I wiped the tears away from my eyes as the professor walked into the room, ready to start class as I folded the paper carefully and tucked it away to preserve it. During class I had to focus, but in that split second I already realized what I had to do. I recognize now how I need to change things. I will abandon my prison and find a place of freedom to continue my writings, leading the few creations I have left to a new home. I’ll cherish them, preserve them, and give them company with my own two hands. I’ll keep searching and creating, hoping to find a Muse even though I know I’m not owed a second chance. But before that—before everything, I need to make an attempt at peace. I need to create this story—one last ending before everything else can begin again. I need to right every wrong I made all those years ago.
So I’ll make it right. Tonight. I’ll grow back her hill in my mind. The cottage destroyed, 4 more lives lost that day that I can’t bare to look at yet. The tree will stay dead, a red scarf left motionless. Grey, decaying grass in a world with nothing else. No sky, no future, no life. Just a place for me, my thoughts, The home I made one day that I destroyed out of fear. So much memory and thought is placed into this world—I’ll consider how much I’ll share before I die. But I cannot imagine the future, and so I’ll simply stay silent.
And there, with nothing more, I’ll place a tombstone. A slab of rock that holds what’s left of her. Two crystalline wings, her story’s end engraved.
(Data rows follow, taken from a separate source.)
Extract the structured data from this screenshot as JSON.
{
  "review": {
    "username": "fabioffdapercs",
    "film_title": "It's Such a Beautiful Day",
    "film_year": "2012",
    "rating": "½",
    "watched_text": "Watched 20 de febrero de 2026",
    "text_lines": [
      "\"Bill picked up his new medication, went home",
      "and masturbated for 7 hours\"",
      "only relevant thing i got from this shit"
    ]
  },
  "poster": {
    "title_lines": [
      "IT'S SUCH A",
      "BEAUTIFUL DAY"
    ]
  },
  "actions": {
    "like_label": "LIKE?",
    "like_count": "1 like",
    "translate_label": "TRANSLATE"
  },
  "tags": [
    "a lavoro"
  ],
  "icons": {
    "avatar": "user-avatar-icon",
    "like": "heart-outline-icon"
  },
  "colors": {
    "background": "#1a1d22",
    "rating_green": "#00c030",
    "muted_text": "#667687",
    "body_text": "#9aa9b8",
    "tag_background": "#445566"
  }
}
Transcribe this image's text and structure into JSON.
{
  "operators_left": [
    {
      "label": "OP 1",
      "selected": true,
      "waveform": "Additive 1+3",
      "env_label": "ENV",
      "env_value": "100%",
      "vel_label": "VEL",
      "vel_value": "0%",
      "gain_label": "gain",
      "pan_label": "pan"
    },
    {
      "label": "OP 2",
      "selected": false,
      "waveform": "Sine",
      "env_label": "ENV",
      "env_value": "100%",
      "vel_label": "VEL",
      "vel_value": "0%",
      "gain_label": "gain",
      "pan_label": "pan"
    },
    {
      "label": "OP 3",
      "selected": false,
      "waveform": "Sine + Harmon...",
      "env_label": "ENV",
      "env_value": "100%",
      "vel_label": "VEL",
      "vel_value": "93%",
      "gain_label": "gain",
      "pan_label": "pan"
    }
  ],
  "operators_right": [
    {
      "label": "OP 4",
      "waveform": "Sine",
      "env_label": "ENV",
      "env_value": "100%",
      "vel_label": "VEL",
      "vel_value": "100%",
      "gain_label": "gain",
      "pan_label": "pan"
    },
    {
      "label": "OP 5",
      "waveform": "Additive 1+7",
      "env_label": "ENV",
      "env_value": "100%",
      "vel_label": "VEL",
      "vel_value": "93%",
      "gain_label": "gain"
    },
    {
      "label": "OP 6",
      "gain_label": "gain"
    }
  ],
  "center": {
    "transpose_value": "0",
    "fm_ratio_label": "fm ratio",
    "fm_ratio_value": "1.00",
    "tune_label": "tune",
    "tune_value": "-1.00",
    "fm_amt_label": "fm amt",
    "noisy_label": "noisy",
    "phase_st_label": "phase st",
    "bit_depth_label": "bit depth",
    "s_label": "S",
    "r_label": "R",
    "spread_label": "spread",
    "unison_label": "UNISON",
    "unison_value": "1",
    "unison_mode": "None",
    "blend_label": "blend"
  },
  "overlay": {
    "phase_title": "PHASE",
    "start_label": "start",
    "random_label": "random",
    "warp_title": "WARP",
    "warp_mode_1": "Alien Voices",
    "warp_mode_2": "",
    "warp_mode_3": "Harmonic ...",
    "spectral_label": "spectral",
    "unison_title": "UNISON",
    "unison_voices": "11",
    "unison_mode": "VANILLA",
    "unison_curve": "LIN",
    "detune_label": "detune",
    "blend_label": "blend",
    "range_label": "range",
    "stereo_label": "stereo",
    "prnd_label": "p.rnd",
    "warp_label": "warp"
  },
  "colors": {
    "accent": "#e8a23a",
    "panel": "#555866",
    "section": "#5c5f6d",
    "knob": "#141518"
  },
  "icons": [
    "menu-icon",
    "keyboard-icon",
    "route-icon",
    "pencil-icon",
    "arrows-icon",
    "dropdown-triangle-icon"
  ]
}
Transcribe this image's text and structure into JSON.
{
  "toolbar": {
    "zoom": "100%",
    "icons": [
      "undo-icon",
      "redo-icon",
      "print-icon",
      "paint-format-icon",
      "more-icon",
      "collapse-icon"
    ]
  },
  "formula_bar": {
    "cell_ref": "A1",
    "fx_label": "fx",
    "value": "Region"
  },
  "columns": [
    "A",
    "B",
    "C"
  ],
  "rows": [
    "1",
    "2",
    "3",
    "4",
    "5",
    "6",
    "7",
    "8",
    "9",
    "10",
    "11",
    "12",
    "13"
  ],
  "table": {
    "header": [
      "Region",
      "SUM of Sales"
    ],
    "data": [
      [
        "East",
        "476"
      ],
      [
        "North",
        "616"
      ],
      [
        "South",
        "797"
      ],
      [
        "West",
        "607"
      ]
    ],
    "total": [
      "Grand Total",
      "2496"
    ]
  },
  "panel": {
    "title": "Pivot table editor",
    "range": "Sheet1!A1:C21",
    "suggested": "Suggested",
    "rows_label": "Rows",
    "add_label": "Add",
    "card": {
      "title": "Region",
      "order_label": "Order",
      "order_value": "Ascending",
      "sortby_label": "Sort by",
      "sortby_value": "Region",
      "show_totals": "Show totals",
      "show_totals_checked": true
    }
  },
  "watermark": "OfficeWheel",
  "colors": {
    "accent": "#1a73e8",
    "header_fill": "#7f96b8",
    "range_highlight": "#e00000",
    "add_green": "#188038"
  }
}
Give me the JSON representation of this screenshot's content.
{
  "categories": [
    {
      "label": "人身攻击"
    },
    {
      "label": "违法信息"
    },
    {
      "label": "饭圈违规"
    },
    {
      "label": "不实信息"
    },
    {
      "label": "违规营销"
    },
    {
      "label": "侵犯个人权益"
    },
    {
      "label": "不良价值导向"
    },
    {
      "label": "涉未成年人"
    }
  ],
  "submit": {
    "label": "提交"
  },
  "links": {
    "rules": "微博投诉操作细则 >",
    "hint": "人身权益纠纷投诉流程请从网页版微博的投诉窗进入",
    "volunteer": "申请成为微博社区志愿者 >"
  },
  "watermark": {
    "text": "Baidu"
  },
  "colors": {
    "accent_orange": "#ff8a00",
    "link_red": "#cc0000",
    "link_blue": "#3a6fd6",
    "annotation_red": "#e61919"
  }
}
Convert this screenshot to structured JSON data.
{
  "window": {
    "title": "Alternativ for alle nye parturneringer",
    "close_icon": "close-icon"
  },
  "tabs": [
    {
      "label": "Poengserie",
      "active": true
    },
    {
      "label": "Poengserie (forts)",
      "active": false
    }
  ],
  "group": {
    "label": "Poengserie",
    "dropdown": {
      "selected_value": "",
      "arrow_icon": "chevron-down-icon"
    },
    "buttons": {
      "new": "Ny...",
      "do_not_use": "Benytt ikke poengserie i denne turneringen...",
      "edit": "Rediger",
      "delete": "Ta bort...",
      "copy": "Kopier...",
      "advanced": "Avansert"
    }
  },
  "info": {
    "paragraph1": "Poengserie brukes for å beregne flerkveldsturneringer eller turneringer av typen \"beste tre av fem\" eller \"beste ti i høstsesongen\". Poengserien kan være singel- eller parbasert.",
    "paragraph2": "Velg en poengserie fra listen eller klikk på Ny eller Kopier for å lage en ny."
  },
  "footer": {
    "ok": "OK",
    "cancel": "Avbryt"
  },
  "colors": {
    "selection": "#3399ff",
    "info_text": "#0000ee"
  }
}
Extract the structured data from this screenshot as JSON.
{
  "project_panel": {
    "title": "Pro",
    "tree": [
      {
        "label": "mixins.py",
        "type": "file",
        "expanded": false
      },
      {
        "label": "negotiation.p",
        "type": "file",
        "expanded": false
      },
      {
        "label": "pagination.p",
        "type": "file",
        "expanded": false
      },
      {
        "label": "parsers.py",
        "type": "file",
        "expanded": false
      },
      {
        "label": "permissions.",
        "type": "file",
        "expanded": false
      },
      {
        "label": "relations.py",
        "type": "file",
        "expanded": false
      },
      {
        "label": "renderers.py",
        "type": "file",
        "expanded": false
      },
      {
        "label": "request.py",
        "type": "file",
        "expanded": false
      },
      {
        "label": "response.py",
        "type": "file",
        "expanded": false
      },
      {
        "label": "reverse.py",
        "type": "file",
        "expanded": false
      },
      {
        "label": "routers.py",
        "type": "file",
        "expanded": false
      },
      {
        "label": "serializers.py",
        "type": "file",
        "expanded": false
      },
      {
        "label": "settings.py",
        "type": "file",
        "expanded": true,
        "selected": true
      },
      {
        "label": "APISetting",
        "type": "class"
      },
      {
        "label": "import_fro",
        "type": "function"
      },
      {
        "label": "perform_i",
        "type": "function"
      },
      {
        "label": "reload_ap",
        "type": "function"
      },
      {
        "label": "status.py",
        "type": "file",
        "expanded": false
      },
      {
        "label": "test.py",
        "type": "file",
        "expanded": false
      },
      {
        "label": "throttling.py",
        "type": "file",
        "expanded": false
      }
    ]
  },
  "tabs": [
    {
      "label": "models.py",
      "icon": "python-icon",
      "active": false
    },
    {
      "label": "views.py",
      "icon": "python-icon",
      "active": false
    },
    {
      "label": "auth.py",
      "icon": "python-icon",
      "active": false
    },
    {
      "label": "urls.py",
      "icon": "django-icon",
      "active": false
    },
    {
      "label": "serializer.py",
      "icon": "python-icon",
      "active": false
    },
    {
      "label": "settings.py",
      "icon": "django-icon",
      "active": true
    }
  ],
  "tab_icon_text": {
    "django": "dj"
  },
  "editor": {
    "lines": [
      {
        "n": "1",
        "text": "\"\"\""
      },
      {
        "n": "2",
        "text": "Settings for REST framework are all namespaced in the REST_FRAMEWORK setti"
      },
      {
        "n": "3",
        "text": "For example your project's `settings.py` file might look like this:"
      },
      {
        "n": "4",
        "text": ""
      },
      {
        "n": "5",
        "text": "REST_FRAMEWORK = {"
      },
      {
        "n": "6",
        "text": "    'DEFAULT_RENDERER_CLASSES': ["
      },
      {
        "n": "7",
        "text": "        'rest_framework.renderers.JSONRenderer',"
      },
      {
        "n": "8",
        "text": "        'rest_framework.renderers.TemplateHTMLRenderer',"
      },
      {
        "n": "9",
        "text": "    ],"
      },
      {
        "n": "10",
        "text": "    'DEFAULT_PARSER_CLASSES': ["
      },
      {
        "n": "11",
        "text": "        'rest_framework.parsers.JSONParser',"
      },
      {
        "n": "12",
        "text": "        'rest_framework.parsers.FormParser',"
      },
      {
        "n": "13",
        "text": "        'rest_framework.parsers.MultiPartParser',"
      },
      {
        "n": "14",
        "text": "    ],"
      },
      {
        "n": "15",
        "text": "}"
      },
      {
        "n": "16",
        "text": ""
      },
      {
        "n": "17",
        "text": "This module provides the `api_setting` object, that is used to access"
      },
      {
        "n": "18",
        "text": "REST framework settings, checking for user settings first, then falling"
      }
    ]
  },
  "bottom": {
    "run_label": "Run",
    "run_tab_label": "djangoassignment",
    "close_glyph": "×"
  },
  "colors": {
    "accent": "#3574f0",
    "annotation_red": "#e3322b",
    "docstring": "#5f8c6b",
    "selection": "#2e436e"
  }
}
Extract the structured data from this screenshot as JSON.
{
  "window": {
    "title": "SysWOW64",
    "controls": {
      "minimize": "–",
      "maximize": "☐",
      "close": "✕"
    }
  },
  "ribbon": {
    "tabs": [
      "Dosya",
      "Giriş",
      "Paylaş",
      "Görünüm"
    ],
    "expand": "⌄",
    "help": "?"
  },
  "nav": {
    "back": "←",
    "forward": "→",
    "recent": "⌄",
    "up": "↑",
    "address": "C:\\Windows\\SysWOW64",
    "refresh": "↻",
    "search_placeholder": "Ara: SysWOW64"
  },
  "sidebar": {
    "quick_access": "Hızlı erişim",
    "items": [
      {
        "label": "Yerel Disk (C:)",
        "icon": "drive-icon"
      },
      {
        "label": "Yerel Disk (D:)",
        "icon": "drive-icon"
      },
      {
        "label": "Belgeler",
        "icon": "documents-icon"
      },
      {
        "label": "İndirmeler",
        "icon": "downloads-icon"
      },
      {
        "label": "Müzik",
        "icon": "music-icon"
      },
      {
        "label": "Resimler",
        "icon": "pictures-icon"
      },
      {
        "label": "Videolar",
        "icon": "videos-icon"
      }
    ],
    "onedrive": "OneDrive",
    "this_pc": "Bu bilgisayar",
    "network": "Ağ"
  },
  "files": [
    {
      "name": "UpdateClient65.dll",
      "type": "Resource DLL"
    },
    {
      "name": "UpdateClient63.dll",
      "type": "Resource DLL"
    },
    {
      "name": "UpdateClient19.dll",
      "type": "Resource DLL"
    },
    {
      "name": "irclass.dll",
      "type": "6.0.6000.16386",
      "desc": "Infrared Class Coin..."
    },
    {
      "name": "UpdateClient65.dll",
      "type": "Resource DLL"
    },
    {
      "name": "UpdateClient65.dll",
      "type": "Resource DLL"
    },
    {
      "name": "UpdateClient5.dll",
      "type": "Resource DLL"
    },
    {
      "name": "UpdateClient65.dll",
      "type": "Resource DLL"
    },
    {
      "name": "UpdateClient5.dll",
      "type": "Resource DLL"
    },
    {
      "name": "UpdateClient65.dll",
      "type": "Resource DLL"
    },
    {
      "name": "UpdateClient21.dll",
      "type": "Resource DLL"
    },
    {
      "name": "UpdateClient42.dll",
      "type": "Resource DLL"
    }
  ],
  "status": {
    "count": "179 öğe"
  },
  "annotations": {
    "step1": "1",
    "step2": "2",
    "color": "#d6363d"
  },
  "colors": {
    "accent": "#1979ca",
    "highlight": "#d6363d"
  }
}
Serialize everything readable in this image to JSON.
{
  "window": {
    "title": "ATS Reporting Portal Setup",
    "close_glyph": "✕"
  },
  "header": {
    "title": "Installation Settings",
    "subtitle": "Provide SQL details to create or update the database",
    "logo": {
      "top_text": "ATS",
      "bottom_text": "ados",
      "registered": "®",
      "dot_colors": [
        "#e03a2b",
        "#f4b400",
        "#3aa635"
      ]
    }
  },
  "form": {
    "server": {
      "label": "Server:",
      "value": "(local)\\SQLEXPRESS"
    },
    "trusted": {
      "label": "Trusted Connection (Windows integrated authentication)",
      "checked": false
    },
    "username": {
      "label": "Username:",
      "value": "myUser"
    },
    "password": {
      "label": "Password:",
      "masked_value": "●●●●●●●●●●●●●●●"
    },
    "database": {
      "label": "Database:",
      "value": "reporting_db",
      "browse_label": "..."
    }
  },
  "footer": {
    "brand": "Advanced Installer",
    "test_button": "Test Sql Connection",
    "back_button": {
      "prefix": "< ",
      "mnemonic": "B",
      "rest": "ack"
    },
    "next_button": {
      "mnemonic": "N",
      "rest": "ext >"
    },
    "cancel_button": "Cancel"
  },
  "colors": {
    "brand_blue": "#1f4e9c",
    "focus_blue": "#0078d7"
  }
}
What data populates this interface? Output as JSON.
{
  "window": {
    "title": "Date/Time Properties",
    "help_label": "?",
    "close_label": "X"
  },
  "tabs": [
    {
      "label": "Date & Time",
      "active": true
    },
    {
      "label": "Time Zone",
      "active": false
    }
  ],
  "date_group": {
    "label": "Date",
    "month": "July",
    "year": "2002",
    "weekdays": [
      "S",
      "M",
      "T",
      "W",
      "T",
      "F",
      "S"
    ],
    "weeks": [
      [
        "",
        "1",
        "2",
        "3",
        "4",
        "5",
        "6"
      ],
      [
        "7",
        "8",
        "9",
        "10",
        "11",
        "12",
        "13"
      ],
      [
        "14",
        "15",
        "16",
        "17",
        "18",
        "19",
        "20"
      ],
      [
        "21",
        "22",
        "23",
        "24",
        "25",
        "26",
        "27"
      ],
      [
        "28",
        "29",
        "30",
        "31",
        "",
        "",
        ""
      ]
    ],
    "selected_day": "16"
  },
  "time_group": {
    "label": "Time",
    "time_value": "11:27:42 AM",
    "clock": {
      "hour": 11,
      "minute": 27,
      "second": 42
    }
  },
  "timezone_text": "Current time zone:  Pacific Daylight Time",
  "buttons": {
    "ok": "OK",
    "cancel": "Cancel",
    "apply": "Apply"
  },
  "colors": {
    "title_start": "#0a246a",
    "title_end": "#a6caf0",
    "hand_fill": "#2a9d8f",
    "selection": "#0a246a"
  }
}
There’s no body—the dirt before the tombstone bears no marking. All I can leave is a memory. I’ll stand before it, a convict on trial. I am the only judge, pondering on a crime nobody but myself will punish me for. Before me, the victim. A phoenix, embers snuffed out only because she scared me. I may never forgive myself.
And in the end, all I can do is weep. I’ll bring a single flower to lay by your final resting place, a token that serves no purpose. It’s over, finally. This is the end of Celeste Starlite.
“Thank you for everything,” I’ll tell her. “I miss you.”